This Black funeral home is located at 1306 South Street in Nasdhville, is about 100 years old.

By Natalie R. Bell

NASHVILLE, TN — One of the most historically significant Black funeral home buildings in Nashville has stood for approximately 100 years at 1306 South Street, in the Edgehill neighborhood. 

The National Register of Historic Places recognizes African American funeral homes as expressions of entrepreneurial spirit and cultural responsibility.

During the era of legal racial segregation in the South, and for many years thereafter, Black funeral directors ran 24-hour operations caring for the living, as well as the sick and bereaved. Often their businesses were Black-owned, family-run enterprises, providing taxi, ambulance, as well as funeral services for Black families. 

In the early 1920s, the Zema Hill acquired the multi-tiered, Italianate, home on South Street, establishing it as the first black-owned business in the area. 

Thirty years later, in 1953, the Patton Brothers firm bought the building from Hill, and ushered in their distinctive brand of serving Black families in their most difficult time through the early twentieth-first century. 

Pioneer Black Funeral Directors Popularized Polar Bears in Edgehill

In the 1940s polar bears were placed outside the funeral home.

“Elder Hill was known for his elegance, good looks and magnetic preaching style,” writes Mitchell. “He not only arranged funerals, he also preached and sang at the services.” Known for his elegance, good looks and magnetic preaching style, Hill also founded a church in Nashville called Hill’s Tabernacle; the congregation still meets today at 916 Carruthers Street   

During the 1940s, Hill purchased four concrete polar bear statues, for $65 each, and placed two of them outside his funeral home to add what he called a “decorative touch.” He placed the other two statues at his residence on Edgehill Avenue. 

But when the Pattons moved into the funeral home in 1953, they ushered in their own disctinctive, identifying characteristic. 

It was Zema Hill who introduced the iconic polar bears to the Edgehill neighborhood, according to a profile, written by the late historian Reavis Mitchell, part of a series on local African American leaders.

“We didn’t think it was proper décor to have two big bears greet grieving people,” said Ed Patton, years later, in a 1980 interview with the Nashville Banner newspaper. 

“Quite a few things Zema Hill did were spectacular and flamboyant,” he said. “So when someone came over and asked for them (the polar bears), we gave them away.”

Elder Hill kept the other two Polar Bears at his residence.
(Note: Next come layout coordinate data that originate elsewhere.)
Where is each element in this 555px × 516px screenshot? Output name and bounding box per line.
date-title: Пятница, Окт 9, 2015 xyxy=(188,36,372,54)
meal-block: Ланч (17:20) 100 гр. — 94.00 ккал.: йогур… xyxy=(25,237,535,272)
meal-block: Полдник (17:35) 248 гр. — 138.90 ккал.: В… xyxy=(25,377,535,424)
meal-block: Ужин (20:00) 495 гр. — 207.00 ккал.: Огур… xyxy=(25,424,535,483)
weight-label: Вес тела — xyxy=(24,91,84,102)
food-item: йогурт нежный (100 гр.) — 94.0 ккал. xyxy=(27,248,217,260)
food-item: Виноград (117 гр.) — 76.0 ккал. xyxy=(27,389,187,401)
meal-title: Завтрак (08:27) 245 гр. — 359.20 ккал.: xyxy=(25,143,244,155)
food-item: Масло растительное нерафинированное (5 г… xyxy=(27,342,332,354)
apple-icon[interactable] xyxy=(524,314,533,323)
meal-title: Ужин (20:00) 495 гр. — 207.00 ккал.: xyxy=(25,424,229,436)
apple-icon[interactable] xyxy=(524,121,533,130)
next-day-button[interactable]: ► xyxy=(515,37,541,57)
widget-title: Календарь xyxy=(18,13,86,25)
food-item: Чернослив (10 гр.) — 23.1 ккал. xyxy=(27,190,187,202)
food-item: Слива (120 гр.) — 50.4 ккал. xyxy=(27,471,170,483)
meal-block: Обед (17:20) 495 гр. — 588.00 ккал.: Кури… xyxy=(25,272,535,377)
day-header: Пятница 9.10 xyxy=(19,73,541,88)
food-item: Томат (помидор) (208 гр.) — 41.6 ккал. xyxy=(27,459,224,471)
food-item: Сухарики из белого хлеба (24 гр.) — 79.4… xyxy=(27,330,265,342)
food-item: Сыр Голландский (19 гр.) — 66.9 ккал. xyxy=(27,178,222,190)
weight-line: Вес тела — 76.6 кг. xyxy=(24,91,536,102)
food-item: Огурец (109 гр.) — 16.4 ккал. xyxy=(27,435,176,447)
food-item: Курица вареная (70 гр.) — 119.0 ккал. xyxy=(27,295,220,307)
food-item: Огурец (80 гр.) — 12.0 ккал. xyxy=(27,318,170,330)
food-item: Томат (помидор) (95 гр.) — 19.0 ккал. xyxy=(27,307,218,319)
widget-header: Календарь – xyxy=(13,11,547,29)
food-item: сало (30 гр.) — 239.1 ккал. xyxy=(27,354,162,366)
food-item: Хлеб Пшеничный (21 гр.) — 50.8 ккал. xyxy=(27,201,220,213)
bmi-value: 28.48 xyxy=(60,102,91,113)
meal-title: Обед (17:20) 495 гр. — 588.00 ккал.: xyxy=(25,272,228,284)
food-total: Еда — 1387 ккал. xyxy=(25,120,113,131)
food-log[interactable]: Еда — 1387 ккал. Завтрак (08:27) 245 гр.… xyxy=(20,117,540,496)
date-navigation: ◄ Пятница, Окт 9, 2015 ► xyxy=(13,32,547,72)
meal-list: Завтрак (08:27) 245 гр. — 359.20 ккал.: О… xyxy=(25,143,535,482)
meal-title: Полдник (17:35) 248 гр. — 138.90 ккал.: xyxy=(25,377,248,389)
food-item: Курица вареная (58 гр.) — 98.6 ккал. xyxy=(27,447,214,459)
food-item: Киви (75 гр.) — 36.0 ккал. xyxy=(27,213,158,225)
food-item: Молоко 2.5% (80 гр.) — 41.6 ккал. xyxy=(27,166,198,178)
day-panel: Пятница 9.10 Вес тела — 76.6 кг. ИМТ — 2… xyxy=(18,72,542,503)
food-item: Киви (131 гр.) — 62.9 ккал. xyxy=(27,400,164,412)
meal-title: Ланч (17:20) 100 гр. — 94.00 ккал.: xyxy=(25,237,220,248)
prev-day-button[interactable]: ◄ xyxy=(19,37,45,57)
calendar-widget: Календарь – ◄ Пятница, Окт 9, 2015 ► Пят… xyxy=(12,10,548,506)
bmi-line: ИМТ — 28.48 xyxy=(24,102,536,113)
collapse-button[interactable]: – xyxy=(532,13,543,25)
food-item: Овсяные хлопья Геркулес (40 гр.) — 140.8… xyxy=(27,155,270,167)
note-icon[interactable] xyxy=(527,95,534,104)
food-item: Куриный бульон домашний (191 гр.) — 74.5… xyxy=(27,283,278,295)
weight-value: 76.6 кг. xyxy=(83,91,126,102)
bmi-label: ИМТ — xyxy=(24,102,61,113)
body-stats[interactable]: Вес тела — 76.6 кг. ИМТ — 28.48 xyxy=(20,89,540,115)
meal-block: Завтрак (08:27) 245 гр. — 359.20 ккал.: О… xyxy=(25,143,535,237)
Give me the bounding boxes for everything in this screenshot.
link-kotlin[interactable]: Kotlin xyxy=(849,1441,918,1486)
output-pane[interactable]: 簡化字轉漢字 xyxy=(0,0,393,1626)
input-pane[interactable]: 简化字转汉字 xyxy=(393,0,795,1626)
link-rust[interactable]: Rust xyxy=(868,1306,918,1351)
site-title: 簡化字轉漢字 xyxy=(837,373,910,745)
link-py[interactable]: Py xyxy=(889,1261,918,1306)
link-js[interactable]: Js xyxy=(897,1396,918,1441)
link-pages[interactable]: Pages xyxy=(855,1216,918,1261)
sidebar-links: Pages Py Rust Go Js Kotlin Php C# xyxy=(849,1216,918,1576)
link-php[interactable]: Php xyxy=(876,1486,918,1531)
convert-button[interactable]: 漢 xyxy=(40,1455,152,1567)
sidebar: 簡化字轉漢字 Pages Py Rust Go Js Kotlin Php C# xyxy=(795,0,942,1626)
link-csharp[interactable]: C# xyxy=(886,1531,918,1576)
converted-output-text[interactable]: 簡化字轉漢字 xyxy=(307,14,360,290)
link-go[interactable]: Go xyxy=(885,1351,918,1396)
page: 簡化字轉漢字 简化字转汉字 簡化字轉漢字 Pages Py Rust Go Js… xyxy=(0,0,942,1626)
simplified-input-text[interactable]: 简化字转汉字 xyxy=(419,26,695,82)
They began to appear in other places around the Edgehill, gaining in popularity, and becoming a symbol of the neighborhood.

Patton Descendant “Fascinated” With  Interior 

Jonathon Patton, the youngest of four descendants of the original Patton Brothers principals, said it was his grandmother, Mrs. Alice Otey Patton, who first expressed that the Polar Bears were “inappropriate” for a funeral establishment. “She ordered them removed from the funeral home’s property,” he said. 

Alice Otey Patton married Patton Brothers founder, Rev. J.T. Patton, in Franklin, TN. They later moved to Nashville. Rev. Patton had founded Patton Brothers in Franklin, 1908, the last days of horse-drawn funeral carriages. He began to expand his business to Nashville in the 1920s. When he acquired the building on South Street, the business grew to become the largest black-owned funeral directing establishment in Middle Tennessee. 

There were seven locations, said Jonathon: Franklin, Nashville, Mt. Pleasant, Dickson, Fulton, KY; and two locations in Michigan, Battle Creek and Kalamazoo. 

“I’ve always been fascinated with the historic character of the home that was made into a funeral home,” said, Jonathon of the building on South Street. His father, Edward, was the youngest son of the founder. When Edward and wife Mary Kathryn Jones first married, they were required to live in the upstairs apartment.  

The family business was run with a strict code of conventionality, said Jonathan. You did what you were asked to do.   

The business offices were located downstairs in the basement area. “There was an antique commode with a pull chain that you had to pull to flush. “That was always an allure, an attraction for me.”